“IT WAS THE BEST OF TIMES, IT WAS THE WORST OF TIMES”
DICKENS, Charles. A Tale of Two Cities. London: Chapman and Hall, 1859. Octavo, modern full red morocco gilt, raised bands, marbled endpapers, all edges gilt.
First edition in book form, first issue, of Dickens’ second historical novel and one of his most enduring works—a powerful tale of self-sacrifice and rebirth against the backdrop of the French Revolution—handsomely bound by Bayntun-Riviere.

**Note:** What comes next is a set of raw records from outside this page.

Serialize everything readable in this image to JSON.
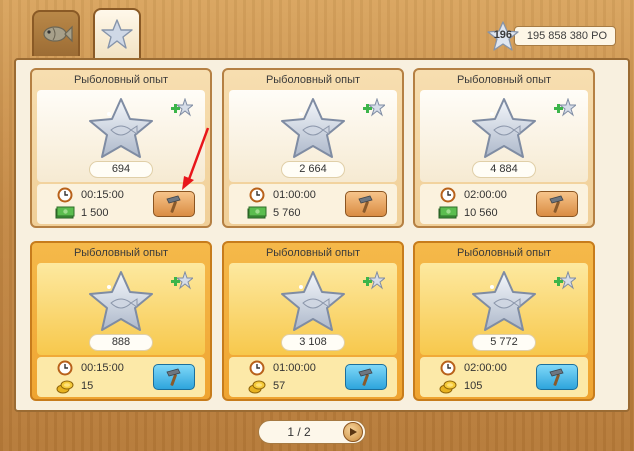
{
  "currency": {
    "level": "196",
    "value": "195 858 380 PO"
  },
  "cards": [
    {
      "title": "Рыболовный опыт",
      "amount": "694",
      "time": "00:15:00",
      "cost": "1 500",
      "cost_icon": "cash-icon",
      "style": "buy"
    },
    {
      "title": "Рыболовный опыт",
      "amount": "2 664",
      "time": "01:00:00",
      "cost": "5 760",
      "cost_icon": "cash-icon",
      "style": "buy"
    },
    {
      "title": "Рыболовный опыт",
      "amount": "4 884",
      "time": "02:00:00",
      "cost": "10 560",
      "cost_icon": "cash-icon",
      "style": "buy"
    },
    {
      "title": "Рыболовный опыт",
      "amount": "888",
      "time": "00:15:00",
      "cost": "15",
      "cost_icon": "gold-coins-icon",
      "style": "gold"
    },
    {
      "title": "Рыболовный опыт",
      "amount": "3 108",
      "time": "01:00:00",
      "cost": "57",
      "cost_icon": "gold-coins-icon",
      "style": "gold"
    },
    {
      "title": "Рыболовный опыт",
      "amount": "5 772",
      "time": "02:00:00",
      "cost": "105",
      "cost_icon": "gold-coins-icon",
      "style": "gold"
    }
  ],
  "pager": {
    "text": "1 / 2"
  },
  "colors": {
    "annotation_arrow": "#e8161b",
    "gold_card": "#f5b94a",
    "buy_card": "#f7deb0"
  }
}
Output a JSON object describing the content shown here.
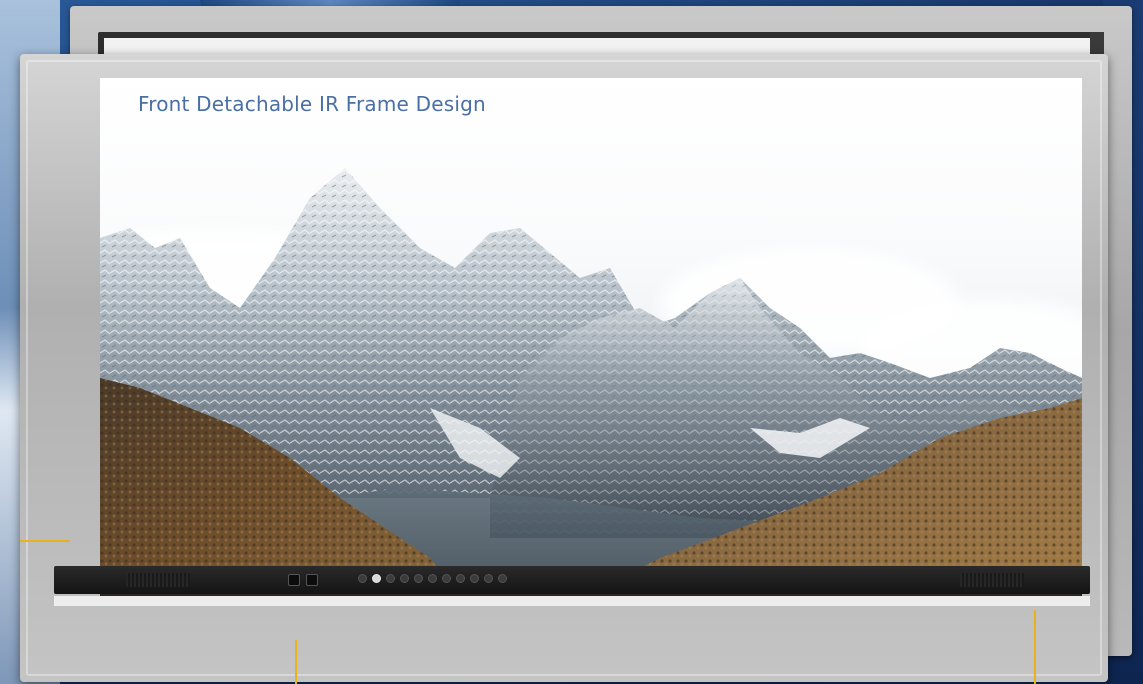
{
  "screen": {
    "title": "Front Detachable IR Frame Design"
  },
  "colors": {
    "title_text": "#4a6fa5",
    "frame_silver": "#b9b9b9",
    "bezel_black": "#161616",
    "callout_accent": "#e9b21c",
    "background_blue": "#163466"
  },
  "hardware": {
    "ports_count": 2,
    "front_buttons_count": 11
  }
}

"Dickens had always admired Carlyle's History of the French Revolution, and asked him to recommend suitable books from which he could research the period; in reply Carlyle sent him a 'cartload' of volumes… So great was [Dickens'] enthusiasm for the story that it had indeed 'taken in possession' of him… The force of the novel springs from its exploration of darkness and death but its beauty derives from Dickens' real sense of transcendence, from his ability to see the sweep of destiny" (Ackroyd, 858). The last of Dickens' books to be illustrated by H.K. Browne ("Phiz"), with 16 engraved plates by him. "Browne, for 23 years responsible for all the etchings which had so successfully embellished these [Dickens'] books, produced his last drawings for the present work… Bradbury and Evans, the printers of all and publishers of five of Dickens' works as issued in monthly parts, had ceased to act in this dual capacity after completion of Little Dorrit… [resulting] in the return of Chapman and Hall as publishers of this and all succeeding works" (Hatton & Cleaver, 333). This copy with the primary state of p. 213 misnumbered "113" and all other first issue points. Hatton & Cleaver, 333-42. Smith I:13. Eckel, 86-90. Gimbel A143. Occasional pencil underlining.
Interior generally fine, a few leaves of publisher's catalogue at rear (often not present) with corner paper repairs. A very handsomely bound copy.